United States The Federal Aviation Administration is suspending all departing flights across the country starting early this morning and continuing until 9 a.m. ET. The grounding – the first in the US since the September 11, 2001 attacks – has delayed thousands of flights and created a cascade of further delays and cancellations. People familiar with the FAA’s systems say the outage is unprecedented — but years of frustration are finally coming to an end as the agency works to move its complex processes to the cloud.
The situation was caused by an unprecedented outage in a critical system the FAA uses to distribute real-time data and warnings to pilots. The system, known as NOTAM Alert, or Notification of Air Tasks, is critical to information sharing and coordinating the many basic logistics of flying safely.
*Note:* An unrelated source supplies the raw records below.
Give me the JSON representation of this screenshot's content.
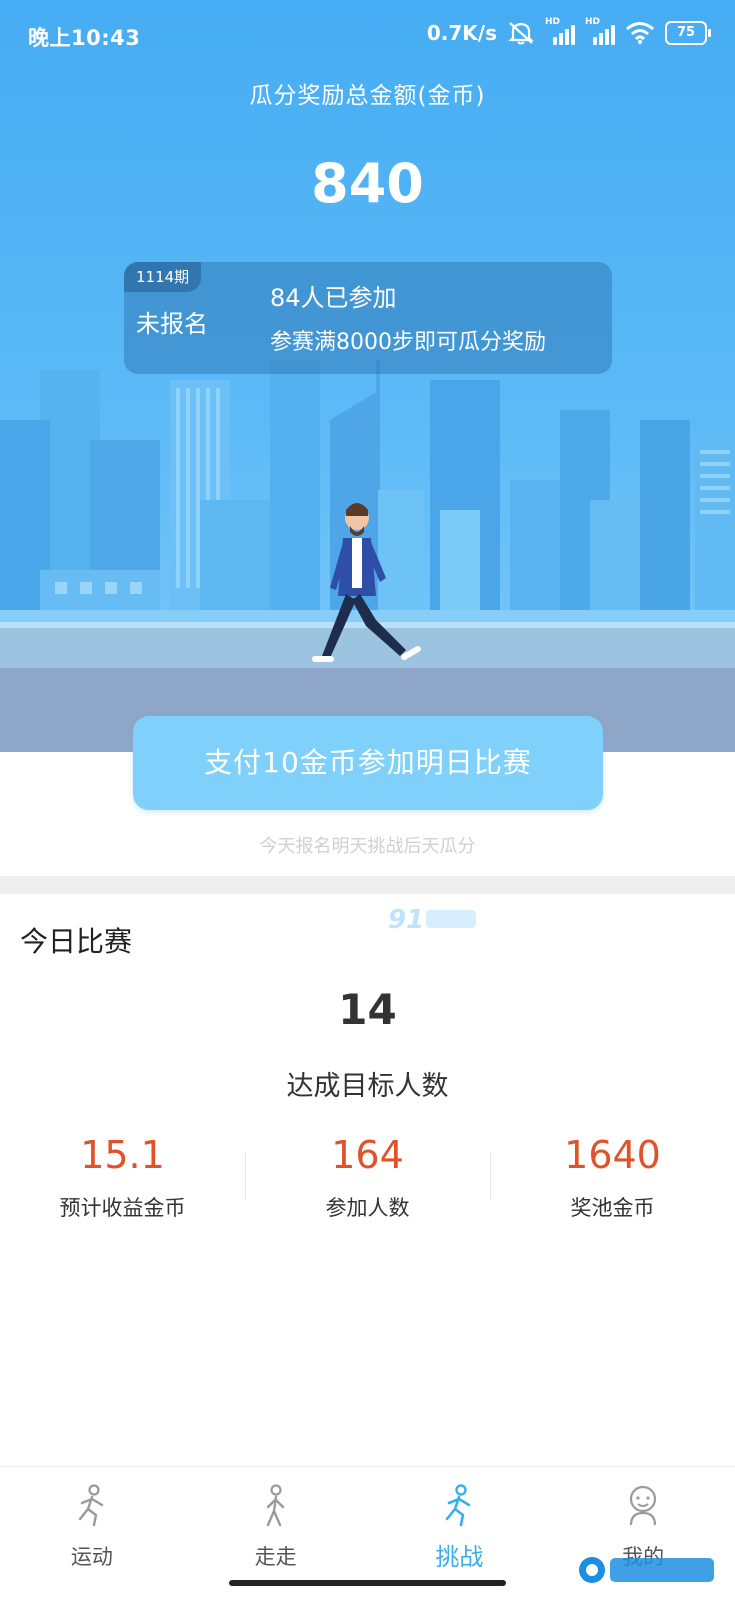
{
  "status_bar": {
    "time": "晚上10:43",
    "net_speed": "0.7K/s",
    "sig1": "HD",
    "sig2": "HD",
    "battery": "75"
  },
  "hero": {
    "pool_title": "瓜分奖励总金额(金币)",
    "pool_amount": "840",
    "period": "1114期",
    "registration_status": "未报名",
    "participants": "84人已参加",
    "rule": "参赛满8000步即可瓜分奖励"
  },
  "actions": {
    "pay_button": "支付10金币参加明日比赛",
    "schedule_hint": "今天报名明天挑战后天瓜分"
  },
  "today": {
    "title": "今日比赛",
    "achieved_count": "14",
    "achieved_label": "达成目标人数",
    "stats": [
      {
        "value": "15.1",
        "label": "预计收益金币"
      },
      {
        "value": "164",
        "label": "参加人数"
      },
      {
        "value": "1640",
        "label": "奖池金币"
      }
    ]
  },
  "tabs": [
    {
      "label": "运动"
    },
    {
      "label": "走走"
    },
    {
      "label": "挑战"
    },
    {
      "label": "我的"
    }
  ],
  "colors": {
    "accent": "#3aaeea",
    "stat_value": "#e0532a",
    "hero_bg": "#46acf3"
  },
  "icons": [
    "mute-icon",
    "signal-icon",
    "wifi-icon",
    "battery-icon",
    "run-icon",
    "walk-icon",
    "challenge-icon",
    "profile-icon"
  ]
}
According to the FAA, the flight suspension was in effect “to allow the agency to verify the integrity of the flight and safety information.” The agency said it was unclear what caused the NOTAM outage.White House Say This morning, there was no evidence the system outage was caused by a cyber attack, but it directed the Department of Transport to conduct a thorough investigation into the cause of the incident.
“This event today is more important than a hurricane making landfall in the United States, more important than a blizzard closing airports,” Michael McCormick, an assistant professor at Embry-Riddle University’s School of Aviation, told reporters at a news conference after the event. “This has a systemic effect on the entire country.”
NAV Canada, a not-for-profit corporation that is the Canadian counterpart to the FAA, said today that it, too, experienced its own short-lived NOTAM system outage. Brian Boudreau, a spokesman for the company, said it was investigating the “root cause of the failure” but did not believe the issue was related to earlier troubles with the FAA.
The NOTAM system is decades old and has been widely criticized by pilots as cumbersome and inefficient. NOTAM alerts can be tens or even hundreds of pages long and are written in a coded parallel language that has been developed over the years using a variety of technologies, including Morse code, the telegraph and the radio navigation system Loran-C .
NOTAMs often consist of repeating the same alert multiple times along with unnecessary details that are automatically populated into the system for weeks or months on end. An illegible NOTAM may have been the cause of a 2017 incident in which an Air Canada plane nearly collided with four different planes while landing on a San Francisco runway, a federal investigation has found.
“The way they’re written in weird, hard-to-read code can definitely be improved,” said a pilot for a major commercial airline, who asked not to be named because they were not authorized to speak to the media. “If you look at your postings, there are sometimes 80 NOTAMs and you have to go through the dates and times to make sure they still apply.”